In a joint statement, they said the right to lawful protest was a “key part of any democracy” but stressed coronavirus remains a “deadly disease”.
The police leaders said restrictions remained, including not gathering outside in groups of more than six.
The warning comes as hundreds protest around the UK.
Protests began in the US after a video showed Mr Floyd being arrested on 25 May in Minneapolis and a white police officer continuing to kneel on his neck even after he pleaded that he could not breathe.
The officer, Derek Chauvin, has been charged with third-degree murder.

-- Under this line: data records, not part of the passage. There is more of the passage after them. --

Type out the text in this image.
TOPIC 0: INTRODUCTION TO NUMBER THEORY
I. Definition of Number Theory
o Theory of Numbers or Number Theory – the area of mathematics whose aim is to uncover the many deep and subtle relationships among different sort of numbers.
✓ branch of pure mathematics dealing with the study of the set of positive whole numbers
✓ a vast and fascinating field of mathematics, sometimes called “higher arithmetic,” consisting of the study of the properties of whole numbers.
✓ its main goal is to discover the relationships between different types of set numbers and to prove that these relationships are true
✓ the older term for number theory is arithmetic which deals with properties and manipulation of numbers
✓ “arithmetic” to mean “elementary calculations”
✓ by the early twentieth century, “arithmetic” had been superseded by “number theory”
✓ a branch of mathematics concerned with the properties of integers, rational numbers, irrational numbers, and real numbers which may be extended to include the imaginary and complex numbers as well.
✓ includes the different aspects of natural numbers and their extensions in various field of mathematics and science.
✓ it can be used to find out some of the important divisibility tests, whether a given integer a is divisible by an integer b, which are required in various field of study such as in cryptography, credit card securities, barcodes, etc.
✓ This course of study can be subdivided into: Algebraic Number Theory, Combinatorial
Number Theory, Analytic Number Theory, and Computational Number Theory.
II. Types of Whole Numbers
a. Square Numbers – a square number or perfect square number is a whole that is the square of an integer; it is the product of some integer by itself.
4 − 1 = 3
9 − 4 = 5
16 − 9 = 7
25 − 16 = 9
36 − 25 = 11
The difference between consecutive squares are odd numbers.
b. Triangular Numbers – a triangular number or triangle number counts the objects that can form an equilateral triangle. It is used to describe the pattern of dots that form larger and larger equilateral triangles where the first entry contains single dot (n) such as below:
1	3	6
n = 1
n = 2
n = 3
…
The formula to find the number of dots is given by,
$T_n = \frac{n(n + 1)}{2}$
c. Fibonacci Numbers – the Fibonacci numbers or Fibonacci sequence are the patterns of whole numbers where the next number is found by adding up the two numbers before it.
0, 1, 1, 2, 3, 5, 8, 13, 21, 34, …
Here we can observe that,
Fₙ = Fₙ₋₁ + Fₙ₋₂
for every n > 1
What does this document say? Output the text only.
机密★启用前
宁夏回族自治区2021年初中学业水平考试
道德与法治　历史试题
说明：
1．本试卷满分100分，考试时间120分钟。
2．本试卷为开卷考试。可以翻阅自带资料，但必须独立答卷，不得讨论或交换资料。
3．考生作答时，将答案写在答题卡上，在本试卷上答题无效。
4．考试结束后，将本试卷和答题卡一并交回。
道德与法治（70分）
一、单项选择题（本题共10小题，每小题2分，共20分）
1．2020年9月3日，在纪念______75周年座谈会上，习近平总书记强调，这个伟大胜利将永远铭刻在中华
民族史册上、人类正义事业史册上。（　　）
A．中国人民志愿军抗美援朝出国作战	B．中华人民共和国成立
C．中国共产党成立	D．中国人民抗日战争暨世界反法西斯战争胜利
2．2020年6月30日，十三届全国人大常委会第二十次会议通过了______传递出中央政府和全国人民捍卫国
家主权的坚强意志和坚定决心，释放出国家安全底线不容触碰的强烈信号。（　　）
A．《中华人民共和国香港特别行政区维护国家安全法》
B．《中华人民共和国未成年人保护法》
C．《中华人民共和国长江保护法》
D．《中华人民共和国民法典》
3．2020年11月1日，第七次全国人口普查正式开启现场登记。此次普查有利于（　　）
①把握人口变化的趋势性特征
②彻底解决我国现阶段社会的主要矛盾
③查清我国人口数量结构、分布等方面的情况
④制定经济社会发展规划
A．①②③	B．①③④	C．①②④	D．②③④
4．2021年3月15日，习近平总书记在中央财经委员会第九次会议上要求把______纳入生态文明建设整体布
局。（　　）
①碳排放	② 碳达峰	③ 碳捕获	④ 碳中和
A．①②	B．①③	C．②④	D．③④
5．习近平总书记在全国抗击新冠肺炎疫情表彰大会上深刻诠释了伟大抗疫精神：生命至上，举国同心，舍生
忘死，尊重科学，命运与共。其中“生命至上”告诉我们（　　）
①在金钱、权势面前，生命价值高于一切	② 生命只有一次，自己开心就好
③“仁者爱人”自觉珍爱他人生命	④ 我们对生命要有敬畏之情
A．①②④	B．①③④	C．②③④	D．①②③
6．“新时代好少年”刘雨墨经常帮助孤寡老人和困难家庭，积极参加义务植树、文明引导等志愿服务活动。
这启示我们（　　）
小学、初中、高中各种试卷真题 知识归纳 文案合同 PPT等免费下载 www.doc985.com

Prime Minister Boris Johnson said on Wednesday that Mr Floyd’s death had been “appalling” and “inexcusable”, but was criticised for failing to comment on the killing before now.
SNP Westminster Leader Ian Blackford said the UK government had “shuttered itself in the hope no-one would notice”.
Meanwhile, Labour leader Sir Keir Starmer called on the PM to convey to US President Donald Trump the UK’s “abhorrence about his response to the events”.
In the US, tens of thousands of people demonstrated for an eighth night, mainly peacefully.
The Floyd case has reignited deep-seated anger over police killings of black Americans and racism.
Demonstrators have taken to the streets – not only to express their outrage at the treatment of Mr Floyd – but to condemn police brutality against black Americans more widely.
In the UK, hundreds of people have gathered in London’s Hyde Park for a protest organised by campaign group, Black Lives Matter.
Organisers asked people to spread their arms out to maintain a two-metre distance from each other, as crowds chanted “the UK is not innocent”.
One activist attending the protest, Brogan Baptiste, told the BBC earlier: “It’s imperative that all of us, whether you’re black, white, that you’re involved in this because we need change and we need it now.”
Filippa, a 20-year-old student who also joined the protest, said: “I know that I’m healthy. So this felt more important than to stay inside when I have the opportunity.”
In their joint statement, the National Police Chiefs Council said: “We stand alongside all those across the globe who are appalled and horrified by the way George Floyd lost his life. Justice and accountability should follow.
“In the UK, we have a long-established tradition of policing by consent, working in communities to prevent crime and solve problems.
“Officers are trained to use force proportionately, lawfully and only when absolutely necessary,” the statement continued.
“We strive to continuously learn and improve. We will tackle bias, racism or discrimination wherever we find it.”
The police leaders added that “sometimes we fall short” but “when we do, we are not afraid to shine a light on injustices or to be held to account”.
They said UK police “uphold and facilitate” the right to lawful protest and “we know people want to make their voices heard”.
However, amid the coronavirus pandemic they stressed restrictions on gatherings were still in place and urged people to “continue to work with officers at this challenging time.”
Meanwhile, campaign group Stand Up to Racism (SUTR) is urging Britons to “take the knee” on their doorsteps for a socially-distanced protest at 18:00 BST.
SUTR said the campaign was inspired by the kneeling protest staged by American football star Colin Kaepernick in 2016 that has become synonymous with the Black Lives Matter movement.
On Tuesday evening, civic buildings in cities including London, Liverpool and Cardiff turned purple to honour Mr Floyd’s memory, with other cities around the country promising similar tributes on Wednesday evening.